Recruitment is often the first place to start when looking to build a diverse and inclusive organisation. Are there any barriers to recruitment, participation or progression? Again, this will involve consultation; you may not perceive the barriers that others see or even experience. Listen to what is said, understand the concerns and work hard to address them. Ensure that any consultation is conducted sensitively and carefully to protect anonymity and ensure wide participation.

Ensure that the pathways for progression are open to all and that a wide range of groups are represented across the organisation, in particular in leadership roles. This may need to be supported with mentoring, training and coaching to enable those groups less accustomed to career progression to thrive.

Building in equity
Equity is about creating a level playing field, not just for those already in the organisation, but those who may wish to join. How can you ensure staff are recruited from a wide, diverse pool? Where should jobs be advertised to select from a representative selection of the community? Unconsciously or otherwise, organisations often recruit “people like us”. While this may feel comfortable, it inevitably leads to ‘group-think’. Not only can this lead to less innovation and dynamism, when this extends to the board, as Margaret Hefferman argues in her book Willful Blindness, it can also lead to poor decision-making, often with disastrous consequences as many of the recent corporate scandals have shown.

Within the organisation, building equity means making sure that everyone can achieve their potential, whether by enabling working parents to manage childcare needs alongside their work demands or recognising the additional needs of people with disabilities, or, in the current environment, ensuring that people feel they have been treated fairly whether furloughed, working from home or on the front line.

Advocating for diversity and inclusion
Always start at the top. If the importance isn’t understood and prioritised at board level, you may find yourself pushing water uphill as it won’t be properly recognised or promoted through the organisation. Start by looking at the structure and make-up of the board and senior management team. It is vital to ensure that the right role models exist within the organisation. If staff can’t see what they could aspire to, not only are they less likely to apply for certain roles, they are more likely to vote with their feet, perpetuating the problem.

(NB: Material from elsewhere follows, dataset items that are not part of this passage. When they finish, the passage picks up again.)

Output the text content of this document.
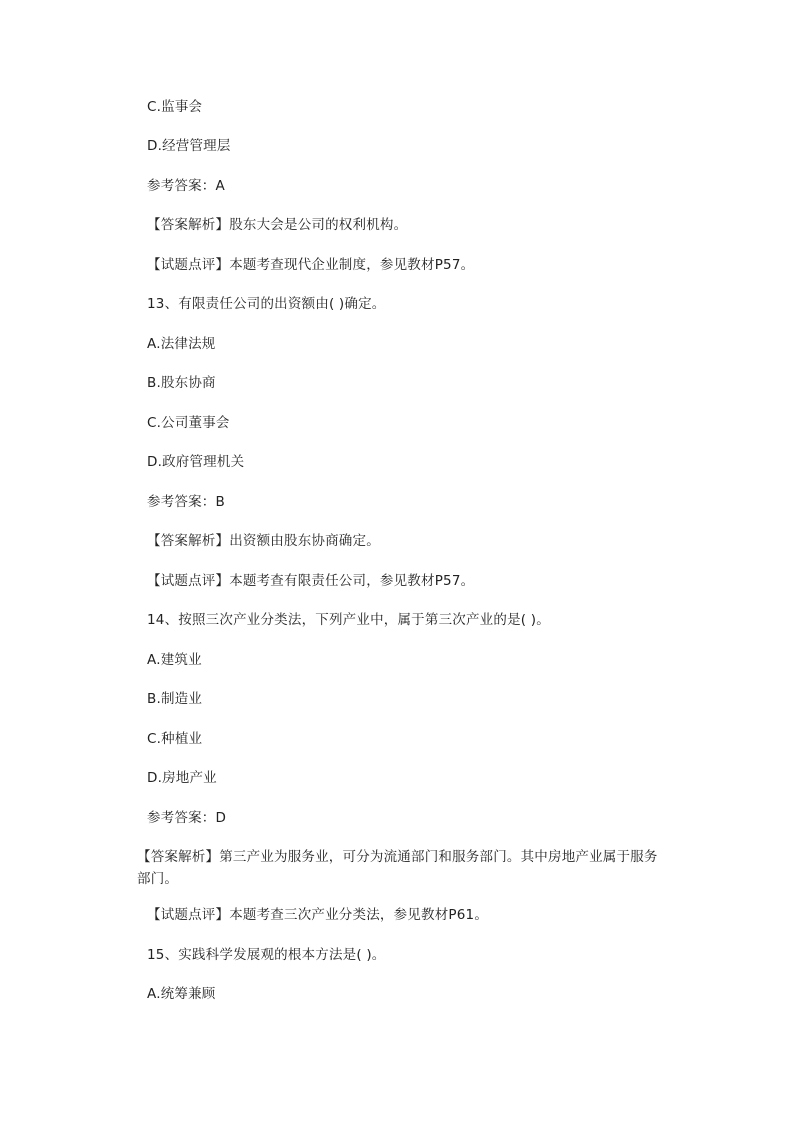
C.监事会
D.经营管理层
参考答案：A
【答案解析】股东大会是公司的权利机构。
【试题点评】本题考查现代企业制度，参见教材P57。
13、有限责任公司的出资额由( )确定。
A.法律法规
B.股东协商
C.公司董事会
D.政府管理机关
参考答案：B
【答案解析】出资额由股东协商确定。
【试题点评】本题考查有限责任公司，参见教材P57。
14、按照三次产业分类法，下列产业中，属于第三次产业的是( )。
A.建筑业
B.制造业
C.种植业
D.房地产业
参考答案：D
【答案解析】第三产业为服务业，可分为流通部门和服务部门。其中房地产业属于服务部门。
【试题点评】本题考查三次产业分类法，参见教材P61。
15、实践科学发展观的根本方法是( )。
A.统筹兼顾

Engaging D&I advocates can be highly successful. While there need to be champions at executive level, they should not be exclusively selected from the senior ranks. For the millennial generation, this just makes sense, so engage them as advocates, together with others representative of the organisation as a whole.

Managing challenges
Such changes do not come without their challenges. Men in particular, who are accustomed to seeing male, often white, leaders predominate and succeed, may feel threatened if they perceive that their own opportunities are diminishing. Care is therefore needed to manage expectations appropriately.

Reaping the rewards
Building a diverse and inclusive workplace is beneficial for all stakeholders, not just those directly advanced as a result of improved opportunities and rewards. According to McKinsey, an increasing number of companies now perceive diversity and inclusion as enablers of growth and value creation. Not only is this of importance to stakeholders and shareholders alike, D&I indicators are increasingly being considered by the growing number of investors looking to allocate ESG capital, making this an important aspect of any organisation’s ESG profile.

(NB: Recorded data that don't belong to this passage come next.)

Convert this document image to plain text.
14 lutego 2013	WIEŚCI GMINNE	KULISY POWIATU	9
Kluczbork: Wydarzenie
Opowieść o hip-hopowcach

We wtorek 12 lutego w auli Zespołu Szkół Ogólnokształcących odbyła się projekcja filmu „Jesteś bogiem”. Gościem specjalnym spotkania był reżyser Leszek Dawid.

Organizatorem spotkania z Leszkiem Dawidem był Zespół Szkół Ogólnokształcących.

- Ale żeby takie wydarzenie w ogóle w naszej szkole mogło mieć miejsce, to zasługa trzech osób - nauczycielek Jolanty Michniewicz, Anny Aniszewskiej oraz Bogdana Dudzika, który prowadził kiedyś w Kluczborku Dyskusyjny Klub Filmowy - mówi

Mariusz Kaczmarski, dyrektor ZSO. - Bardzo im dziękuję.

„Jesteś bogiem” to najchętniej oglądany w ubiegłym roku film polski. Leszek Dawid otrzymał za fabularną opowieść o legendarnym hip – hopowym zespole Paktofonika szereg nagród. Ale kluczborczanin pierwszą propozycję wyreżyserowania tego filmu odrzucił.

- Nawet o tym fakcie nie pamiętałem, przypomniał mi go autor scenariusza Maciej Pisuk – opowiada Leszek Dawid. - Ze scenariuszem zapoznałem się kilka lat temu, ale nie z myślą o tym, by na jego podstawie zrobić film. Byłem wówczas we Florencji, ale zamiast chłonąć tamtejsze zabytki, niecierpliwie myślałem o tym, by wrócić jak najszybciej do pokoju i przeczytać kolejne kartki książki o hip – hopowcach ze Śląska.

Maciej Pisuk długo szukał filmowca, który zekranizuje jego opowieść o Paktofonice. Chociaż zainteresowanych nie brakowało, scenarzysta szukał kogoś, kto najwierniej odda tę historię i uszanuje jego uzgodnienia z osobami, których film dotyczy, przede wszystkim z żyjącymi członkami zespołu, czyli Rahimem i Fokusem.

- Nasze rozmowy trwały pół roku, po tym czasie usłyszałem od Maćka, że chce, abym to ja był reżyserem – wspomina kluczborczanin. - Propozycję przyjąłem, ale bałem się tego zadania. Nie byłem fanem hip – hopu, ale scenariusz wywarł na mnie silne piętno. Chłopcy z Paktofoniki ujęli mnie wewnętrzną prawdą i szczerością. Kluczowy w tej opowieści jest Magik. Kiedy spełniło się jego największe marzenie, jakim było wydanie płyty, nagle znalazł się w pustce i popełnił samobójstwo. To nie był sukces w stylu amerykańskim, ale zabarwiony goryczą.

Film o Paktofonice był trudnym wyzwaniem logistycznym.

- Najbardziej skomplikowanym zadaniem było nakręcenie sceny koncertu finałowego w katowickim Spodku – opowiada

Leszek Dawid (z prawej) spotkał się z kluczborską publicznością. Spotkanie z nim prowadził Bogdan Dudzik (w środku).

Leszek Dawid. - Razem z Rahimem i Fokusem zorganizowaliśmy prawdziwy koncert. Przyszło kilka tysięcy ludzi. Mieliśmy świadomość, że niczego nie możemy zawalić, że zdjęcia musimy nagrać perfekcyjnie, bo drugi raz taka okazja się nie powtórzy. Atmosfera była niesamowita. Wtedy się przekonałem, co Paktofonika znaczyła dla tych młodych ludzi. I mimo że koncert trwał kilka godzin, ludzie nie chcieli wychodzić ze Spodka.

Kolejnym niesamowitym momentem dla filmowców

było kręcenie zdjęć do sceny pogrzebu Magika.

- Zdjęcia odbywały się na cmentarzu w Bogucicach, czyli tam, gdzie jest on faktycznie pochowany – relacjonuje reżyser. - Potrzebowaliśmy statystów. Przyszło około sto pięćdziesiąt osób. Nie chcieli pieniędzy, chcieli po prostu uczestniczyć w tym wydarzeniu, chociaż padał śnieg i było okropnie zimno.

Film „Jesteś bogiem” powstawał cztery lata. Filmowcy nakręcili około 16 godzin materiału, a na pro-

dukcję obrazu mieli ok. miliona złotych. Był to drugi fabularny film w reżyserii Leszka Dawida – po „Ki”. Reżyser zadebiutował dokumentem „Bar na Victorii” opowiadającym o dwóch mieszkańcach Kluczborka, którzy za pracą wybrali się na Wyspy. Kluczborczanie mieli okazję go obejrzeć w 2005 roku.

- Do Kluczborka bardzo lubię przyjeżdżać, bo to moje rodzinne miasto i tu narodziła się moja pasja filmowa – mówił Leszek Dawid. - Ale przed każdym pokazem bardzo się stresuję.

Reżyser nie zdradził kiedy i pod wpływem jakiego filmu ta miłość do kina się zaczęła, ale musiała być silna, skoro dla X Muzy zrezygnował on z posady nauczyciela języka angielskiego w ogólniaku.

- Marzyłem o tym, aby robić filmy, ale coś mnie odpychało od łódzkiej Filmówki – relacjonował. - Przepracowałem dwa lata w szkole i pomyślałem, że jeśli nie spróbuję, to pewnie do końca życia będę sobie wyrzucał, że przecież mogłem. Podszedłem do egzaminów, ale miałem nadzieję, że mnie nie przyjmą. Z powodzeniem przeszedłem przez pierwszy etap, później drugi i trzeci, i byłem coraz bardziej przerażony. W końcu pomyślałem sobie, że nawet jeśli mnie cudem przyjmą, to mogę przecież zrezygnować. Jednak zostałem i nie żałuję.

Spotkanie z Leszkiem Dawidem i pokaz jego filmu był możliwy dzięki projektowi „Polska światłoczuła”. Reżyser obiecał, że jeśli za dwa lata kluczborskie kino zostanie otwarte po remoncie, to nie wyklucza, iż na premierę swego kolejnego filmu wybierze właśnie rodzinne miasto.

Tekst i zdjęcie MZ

As the global economy adjusts in response to the pandemic, building a diverse and inclusive work environment will be critical to future success.

Debbie Ramsay joined GoodCorporation in 2011. She leads business ethics assessments and heads up our measuring ethical culture work. She runs our ethics training and is also responsible for a four-year ethics training programme that GoodCorporation is running for one of the EU’s largest financial institutions. At the start of 2020, she was asked to join the Lloyd’s of London culture advisory group. Debbie has a Modern Languages degree from the University of Bristol and a postgraduate qualification from the University of Surrey. She speaks French and German.